Esther Lin, MMA Fighting

Ovince Saint Preux's life changed in the most mundane of ways. That is, what changed was monumental, but how it happened was not.

As UFC light heavyweight champion Daniel Cormier fell out of his main event bout against Jon Jones at UFC 197 due to injury, the opportunity was presented to the man affectionately known as OSP.

And how did it come to pass that OSP got word the fight was going to be his?

"I was just out running some errands and stuff. I actually pulled up to the drive-thru. I was at KFC," the Haitian-American confessed on Monday's The MMA Hour.

"Then after that the lady asked me what I wanted. I went ahead and paid the lady, then kinda took off. I didn't want the food anymore. I was like, 'I think I'm going to have to start to do an extreme diet.'"

That's probably a safe bet. The bout is less than three weeks away, something that makes the challenge even more daunting than it already is. But to hear OSP tell it, he's as upbeat as one could be despite the weight of the world on his shoulders.

"I'm feeling pretty confident. I'm feeling really good. My coaches are throwing me into the deep end of the waters. It's going to be like that for the next two weeks and I'm well prepared for it.

"Fights like this don't come around that often," he noted. "An opportunity presented itself. I'm definitely taking advantage of it."

To Saint Preux, that's the key consideration. Late notice is not an optimum way to take a fight, but it may be the only way to get a fight like this.

"It's something that we wanted," he said of he and his team. "It's something that we're pretty excited about. Like I said, it's one of the opportunities that won't come. It's either me stick around for another two years and so and try to wait for this opportunity to come again or me just jump on it right now. I'd rather jump on it right now."

Saint Preux acknowledged there are some major changes that have to and are happening to get him ready for April 23. That said, he claimed he's not out of shape. On Friday, he said he ran a sub-7-minute mile for 3 miles. His weight is slightly high, but nothing too out of the ordinary.

"I'm actually in pretty good shape," he claimed. "I want to make sure I'm pushing myself for a five-round fight."

Perhaps most interestingly, OSP said he "knew" this was going to happen, that he would get the call to replace Cormier.

"I don't know. It was funny. All last week I just had a little funny feeling. It was because of the Cormier situation." Like others, Saint Preux heard Cormier was seen as being injured at a wrestling tournament. That got his wheels turning about becoming a replacement. From there, he realized he had to be the best choice after a process of elimination. "Just kinda looking up and down the field at our weight class, to see what would happen. My name was probably the best choice for that fight. I was prepared for it."

Saint Preux, 32, is older and wiser now. He said he's been mentally preparing to face Jones for years, which means he's been looking forward to it for as many years. Add in the prestige of it all and there's not much to dislike.

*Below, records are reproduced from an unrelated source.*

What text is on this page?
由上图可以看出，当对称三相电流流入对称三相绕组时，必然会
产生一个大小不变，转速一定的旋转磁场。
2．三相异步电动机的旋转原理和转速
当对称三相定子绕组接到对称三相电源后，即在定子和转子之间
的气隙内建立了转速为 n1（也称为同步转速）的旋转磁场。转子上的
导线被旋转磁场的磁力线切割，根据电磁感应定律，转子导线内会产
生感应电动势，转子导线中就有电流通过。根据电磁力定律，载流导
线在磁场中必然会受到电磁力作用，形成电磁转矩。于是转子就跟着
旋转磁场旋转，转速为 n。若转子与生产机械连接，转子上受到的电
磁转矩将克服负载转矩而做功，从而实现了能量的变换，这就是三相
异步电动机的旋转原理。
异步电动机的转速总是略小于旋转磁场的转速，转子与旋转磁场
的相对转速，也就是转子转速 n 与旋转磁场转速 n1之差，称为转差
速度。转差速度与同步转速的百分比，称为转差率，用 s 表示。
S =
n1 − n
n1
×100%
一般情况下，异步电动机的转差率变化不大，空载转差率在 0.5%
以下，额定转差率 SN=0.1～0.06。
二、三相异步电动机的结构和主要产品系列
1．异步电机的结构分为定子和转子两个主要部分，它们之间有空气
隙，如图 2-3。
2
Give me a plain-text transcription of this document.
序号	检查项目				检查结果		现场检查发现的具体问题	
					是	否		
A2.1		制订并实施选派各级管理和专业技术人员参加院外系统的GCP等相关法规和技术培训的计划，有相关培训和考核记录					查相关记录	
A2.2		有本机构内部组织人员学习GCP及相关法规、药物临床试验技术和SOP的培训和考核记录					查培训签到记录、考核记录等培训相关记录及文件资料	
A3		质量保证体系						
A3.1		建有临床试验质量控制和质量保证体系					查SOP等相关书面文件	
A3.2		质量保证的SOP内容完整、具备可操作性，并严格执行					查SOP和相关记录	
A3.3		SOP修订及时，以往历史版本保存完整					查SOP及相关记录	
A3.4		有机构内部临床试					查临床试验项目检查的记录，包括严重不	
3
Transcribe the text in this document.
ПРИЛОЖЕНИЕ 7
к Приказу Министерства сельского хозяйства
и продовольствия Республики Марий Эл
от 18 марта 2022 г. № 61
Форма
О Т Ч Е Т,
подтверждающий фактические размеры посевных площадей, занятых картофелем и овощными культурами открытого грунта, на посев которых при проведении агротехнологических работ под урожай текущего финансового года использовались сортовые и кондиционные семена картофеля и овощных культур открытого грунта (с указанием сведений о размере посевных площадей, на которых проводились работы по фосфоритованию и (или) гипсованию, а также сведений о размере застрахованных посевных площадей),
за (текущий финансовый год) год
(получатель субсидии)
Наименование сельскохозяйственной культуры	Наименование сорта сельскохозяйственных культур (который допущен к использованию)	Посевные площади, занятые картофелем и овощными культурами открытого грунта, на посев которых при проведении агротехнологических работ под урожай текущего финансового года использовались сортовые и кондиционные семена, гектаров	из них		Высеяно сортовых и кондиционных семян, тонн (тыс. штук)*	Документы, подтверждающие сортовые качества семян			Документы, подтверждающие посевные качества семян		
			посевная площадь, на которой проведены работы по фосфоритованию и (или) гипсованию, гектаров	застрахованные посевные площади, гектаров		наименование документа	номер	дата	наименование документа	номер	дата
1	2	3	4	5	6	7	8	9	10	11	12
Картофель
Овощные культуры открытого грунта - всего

"My opportunity started when he actually had the belt. It's just one of them things where he fought guys and the way he went about doing that, he's going down in history as probably, pound-for-pound, one of the best fighters ever in the UFC. For me, stepping in there, actually fighting him," he argued. "Look, that's a hell of a story to tell my kids."

He also knows the odds are against him, literally. Many places rate him as a +400 underdog, meaning oddsmakers give him very little chance of accomplishing anything. Does that mean the former University of Tennessee linebacker is deterred? Not really.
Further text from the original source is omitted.